Erneut sind 2019/2020 zwei waschechte Rheinländer am Start, beide seit Kindesbeinen mit dem Karneval vertraut. Der Düsseldorfer Axel Both (57) verfolgte den Zug jeden Rosenmontag mit seinem Vater in der Bolker Straße, meist verkleidet als Cowboy oder Pirat. Sein Traum, einmal Prinz zu sein, wurde konkret, nachdem er zum ersten Mal als Mitglied der Prinzengarde auf einem Wagen mitgefahren war. „Da bekommst du den finalen Kick“, schwärmt er. „Diese Atmosphäre ist einfach unglaublich.
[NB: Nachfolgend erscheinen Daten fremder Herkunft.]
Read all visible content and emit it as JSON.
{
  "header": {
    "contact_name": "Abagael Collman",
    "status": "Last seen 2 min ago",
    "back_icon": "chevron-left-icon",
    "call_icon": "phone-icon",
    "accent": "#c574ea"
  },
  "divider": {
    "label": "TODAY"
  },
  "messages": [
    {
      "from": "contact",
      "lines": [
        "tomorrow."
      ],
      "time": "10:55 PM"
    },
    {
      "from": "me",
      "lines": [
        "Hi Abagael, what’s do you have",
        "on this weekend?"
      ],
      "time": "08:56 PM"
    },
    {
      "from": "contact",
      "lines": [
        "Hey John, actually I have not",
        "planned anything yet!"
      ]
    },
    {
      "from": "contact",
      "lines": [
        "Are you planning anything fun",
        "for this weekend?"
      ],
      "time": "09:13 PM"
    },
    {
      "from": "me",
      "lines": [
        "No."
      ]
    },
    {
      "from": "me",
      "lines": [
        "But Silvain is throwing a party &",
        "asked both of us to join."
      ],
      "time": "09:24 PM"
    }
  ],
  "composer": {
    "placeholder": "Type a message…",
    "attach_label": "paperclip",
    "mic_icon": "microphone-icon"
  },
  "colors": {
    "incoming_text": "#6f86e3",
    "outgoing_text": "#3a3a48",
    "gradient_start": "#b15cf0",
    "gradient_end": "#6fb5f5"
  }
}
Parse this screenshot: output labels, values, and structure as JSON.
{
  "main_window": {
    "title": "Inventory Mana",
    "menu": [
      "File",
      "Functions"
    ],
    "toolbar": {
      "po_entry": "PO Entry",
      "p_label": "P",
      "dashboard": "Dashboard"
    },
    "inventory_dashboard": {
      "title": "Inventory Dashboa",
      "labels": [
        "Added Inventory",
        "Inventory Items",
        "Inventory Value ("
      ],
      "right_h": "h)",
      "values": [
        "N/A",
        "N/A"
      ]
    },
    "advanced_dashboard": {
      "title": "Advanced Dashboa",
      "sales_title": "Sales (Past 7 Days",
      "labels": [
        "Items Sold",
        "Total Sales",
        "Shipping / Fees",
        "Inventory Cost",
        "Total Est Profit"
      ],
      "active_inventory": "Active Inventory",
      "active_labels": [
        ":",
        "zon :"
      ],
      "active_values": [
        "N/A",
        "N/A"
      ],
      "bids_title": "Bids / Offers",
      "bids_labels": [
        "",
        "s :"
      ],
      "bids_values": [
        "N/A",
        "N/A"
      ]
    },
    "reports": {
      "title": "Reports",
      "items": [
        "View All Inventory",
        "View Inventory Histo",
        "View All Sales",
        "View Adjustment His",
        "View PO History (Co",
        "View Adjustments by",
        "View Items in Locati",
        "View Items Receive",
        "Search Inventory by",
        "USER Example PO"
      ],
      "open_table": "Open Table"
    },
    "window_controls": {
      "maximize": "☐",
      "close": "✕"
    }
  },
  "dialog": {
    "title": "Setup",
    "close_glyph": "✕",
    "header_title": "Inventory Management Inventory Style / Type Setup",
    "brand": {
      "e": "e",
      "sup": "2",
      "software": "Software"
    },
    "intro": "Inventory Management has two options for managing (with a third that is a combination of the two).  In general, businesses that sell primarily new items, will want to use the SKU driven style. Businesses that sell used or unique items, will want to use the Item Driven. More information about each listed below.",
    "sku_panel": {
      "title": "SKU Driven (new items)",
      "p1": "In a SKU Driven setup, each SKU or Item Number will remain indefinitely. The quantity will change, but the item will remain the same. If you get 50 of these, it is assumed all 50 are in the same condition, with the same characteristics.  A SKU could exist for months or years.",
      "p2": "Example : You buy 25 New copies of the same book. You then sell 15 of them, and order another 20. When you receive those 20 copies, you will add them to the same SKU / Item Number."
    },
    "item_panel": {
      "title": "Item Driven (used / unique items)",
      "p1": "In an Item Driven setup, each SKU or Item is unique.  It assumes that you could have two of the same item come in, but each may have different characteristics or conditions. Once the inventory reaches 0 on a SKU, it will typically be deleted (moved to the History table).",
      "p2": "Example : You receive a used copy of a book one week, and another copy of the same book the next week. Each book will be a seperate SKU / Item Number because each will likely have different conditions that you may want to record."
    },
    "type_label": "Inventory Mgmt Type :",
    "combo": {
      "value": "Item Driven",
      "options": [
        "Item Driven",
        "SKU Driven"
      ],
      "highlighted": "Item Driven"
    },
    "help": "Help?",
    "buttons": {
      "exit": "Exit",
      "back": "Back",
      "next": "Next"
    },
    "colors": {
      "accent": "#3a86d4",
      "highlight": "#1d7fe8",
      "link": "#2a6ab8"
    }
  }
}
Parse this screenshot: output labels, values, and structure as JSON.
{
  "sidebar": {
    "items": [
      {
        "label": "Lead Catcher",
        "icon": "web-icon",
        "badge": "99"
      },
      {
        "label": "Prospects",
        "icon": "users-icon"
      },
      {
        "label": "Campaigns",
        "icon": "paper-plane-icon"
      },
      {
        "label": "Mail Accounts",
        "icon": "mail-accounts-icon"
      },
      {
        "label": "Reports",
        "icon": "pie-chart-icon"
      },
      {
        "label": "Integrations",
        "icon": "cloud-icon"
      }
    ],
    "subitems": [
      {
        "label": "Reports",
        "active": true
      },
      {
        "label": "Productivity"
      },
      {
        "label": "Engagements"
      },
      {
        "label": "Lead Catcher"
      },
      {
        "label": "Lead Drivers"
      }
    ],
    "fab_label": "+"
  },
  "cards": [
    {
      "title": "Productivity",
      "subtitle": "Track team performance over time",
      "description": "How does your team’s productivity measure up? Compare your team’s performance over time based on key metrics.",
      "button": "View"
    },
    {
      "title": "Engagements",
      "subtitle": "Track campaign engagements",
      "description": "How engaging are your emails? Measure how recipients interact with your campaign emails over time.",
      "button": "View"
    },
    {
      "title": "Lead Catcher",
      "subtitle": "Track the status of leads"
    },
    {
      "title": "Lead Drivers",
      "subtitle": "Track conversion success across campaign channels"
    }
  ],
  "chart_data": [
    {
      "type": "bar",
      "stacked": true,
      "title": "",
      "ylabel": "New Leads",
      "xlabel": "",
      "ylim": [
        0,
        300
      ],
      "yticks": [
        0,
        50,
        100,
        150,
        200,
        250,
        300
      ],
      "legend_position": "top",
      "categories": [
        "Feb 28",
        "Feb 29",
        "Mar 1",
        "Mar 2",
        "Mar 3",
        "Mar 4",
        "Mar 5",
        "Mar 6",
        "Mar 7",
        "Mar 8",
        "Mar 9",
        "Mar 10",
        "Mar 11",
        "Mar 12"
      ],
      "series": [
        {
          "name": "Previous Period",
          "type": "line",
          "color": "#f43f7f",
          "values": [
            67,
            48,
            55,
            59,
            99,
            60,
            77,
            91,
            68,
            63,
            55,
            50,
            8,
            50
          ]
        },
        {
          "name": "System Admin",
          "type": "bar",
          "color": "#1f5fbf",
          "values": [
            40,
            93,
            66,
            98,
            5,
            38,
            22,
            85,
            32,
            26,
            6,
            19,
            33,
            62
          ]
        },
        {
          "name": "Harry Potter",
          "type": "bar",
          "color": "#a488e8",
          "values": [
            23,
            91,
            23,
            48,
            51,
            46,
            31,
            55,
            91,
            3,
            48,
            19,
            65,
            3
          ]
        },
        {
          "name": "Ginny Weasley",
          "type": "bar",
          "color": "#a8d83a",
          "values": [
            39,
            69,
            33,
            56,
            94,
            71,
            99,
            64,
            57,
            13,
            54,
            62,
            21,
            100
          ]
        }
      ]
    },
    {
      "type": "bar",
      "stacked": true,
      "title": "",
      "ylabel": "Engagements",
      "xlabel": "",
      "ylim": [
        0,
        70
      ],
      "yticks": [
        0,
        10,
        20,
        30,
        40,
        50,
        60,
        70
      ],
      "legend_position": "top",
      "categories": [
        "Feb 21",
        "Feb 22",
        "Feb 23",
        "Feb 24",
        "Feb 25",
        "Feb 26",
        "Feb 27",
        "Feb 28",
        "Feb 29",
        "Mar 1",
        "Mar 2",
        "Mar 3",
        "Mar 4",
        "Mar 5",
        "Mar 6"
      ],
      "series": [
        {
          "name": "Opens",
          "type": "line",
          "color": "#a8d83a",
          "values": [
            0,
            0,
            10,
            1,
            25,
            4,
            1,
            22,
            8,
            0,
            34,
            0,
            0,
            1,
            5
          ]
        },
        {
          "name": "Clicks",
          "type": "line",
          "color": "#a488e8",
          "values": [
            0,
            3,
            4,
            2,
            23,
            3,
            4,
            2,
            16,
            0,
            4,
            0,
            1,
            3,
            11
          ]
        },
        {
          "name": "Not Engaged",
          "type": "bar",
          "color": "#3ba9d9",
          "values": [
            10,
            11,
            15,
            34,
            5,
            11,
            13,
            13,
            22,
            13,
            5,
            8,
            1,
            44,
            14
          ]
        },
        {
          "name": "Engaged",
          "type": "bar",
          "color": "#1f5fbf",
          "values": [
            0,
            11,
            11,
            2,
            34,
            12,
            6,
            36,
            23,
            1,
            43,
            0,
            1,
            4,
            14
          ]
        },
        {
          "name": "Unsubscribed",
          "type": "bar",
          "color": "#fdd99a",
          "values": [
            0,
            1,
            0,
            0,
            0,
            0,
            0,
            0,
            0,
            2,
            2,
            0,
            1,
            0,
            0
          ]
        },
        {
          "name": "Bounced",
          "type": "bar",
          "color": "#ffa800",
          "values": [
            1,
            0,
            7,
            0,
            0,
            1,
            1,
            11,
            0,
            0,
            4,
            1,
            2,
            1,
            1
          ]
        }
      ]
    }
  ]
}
Wenn es durch die enge Berger Straße geht, können einen die Leute, die dort an den Fenstern stehen, fast anfassen.“ Unvergessen sind auch die Eindrücke beim Abbiegen vom Breidenbacher Hof nach rechts in die Königsallee: „Sie krümmt sich ja ein bisschen nach unten, und du stehst weit oben. Da guckst du dann auf eine Kulisse mit 200.000 Leuten, das ist schon irre.“
Jula Falkenburg (25), aufgewachsen in Haan, kennt dieses Hochgefühl genau. Sie gehört seit vier Jahren dem Amazonencorps an, ist inzwischen dessen stellvertretende Vorsitzende. „Als einziges Damenreitercorps der Stadt haben wir unseren eigenen Wagen. Es laufen auch Pferde mit.“ Schon früher war sie bei vielen Rosenmontagszügen dabei. „Das Highlight des Jahres. Ich habe die Venetien immer genau beobachtet“, erinnert sie sich. „Irgendwann nistete sich der Wunsch ein, einmal selbst Venetia sein zu dürfen.“ Dazu ermuntert wurde sie von Axel Both, der beim „Modetee“ der Amazonen quasi auf „Brautschau“ ging und ihr die Bewerbung vorschlug. „Ich war dann schon ein wenig enttäuscht, als es voriges Jahr nicht klappte“, gibt sie zu. „Umso schöner, dass es 2019 eine neue Anfrage gab.“
Da hatte Axel Both das Prinzen-Kapitel eigentlich schon abgeschlossen. „Der Kaffee war durch“, sagt er und lacht. Dann traten sie doch noch einmal an und sind glücklich mit ihrer Entscheidung. Als erste Hürde erwies sich unversehens das Datum der offiziellen Vorstellung des Prinzenpaares, der 3. Juli. An diesem Tag wollte der Unternehmer aus der Daten-Branche auf Sylt seinen Geburtstag feiern und musste die Party abblasen. Zum Unmut seiner Gäste, denen er nichts verraten durfte. Er verlegte das Fest dann kurzerhand vor, was erst keiner kapierte. Als der Grund durchsickerte, war der Jubel groß. Prinz und Venetia kennen sich schon lange. Axel Both konnte zusehen, wie das Mädchen aufwuchs, Julas Vater ist einer seiner besten Freunde. Alle drei teilen auch ein gemeinsames Hobby, die Jagd. Axel Both übt seine Passion seit jungen Jahren aus, die Begeisterung bei Jula Frankenburg wurde durch ihren Vater geweckt, als sie noch klein war. „Ich bin da immer rumgewuselt und automatisch reingewachsen, genau wie in den Karneval“, sagt sie. „Meinen Jagdschein habe ich aber erst vor drei Jahren gemacht.“
Sitzt man dem Prinzenpaar gegenüber, wird eines sehr schnell klar: Beide können munter drauflos reden, eine der wichtigsten Qualitäten in diesem Amt. „Vorträge habe ich schon häufig gehalten, aber es ist eine andere Nummer, das in einem vollbesetzten riesigen Saal zu tun“, sagt Axel Both. Jula Falkenburg stimmt ihm zu. Die Präsentationen, die ihr als Marketing- und Projektmanagerin einer Bank geläufig sind, können da nicht mithalten. Für den Feinschliff ihrer Rhetorik und den perfekten Auftritt bekommen sie wie alle Prinzenpaare einen Coach zur Seite gestellt.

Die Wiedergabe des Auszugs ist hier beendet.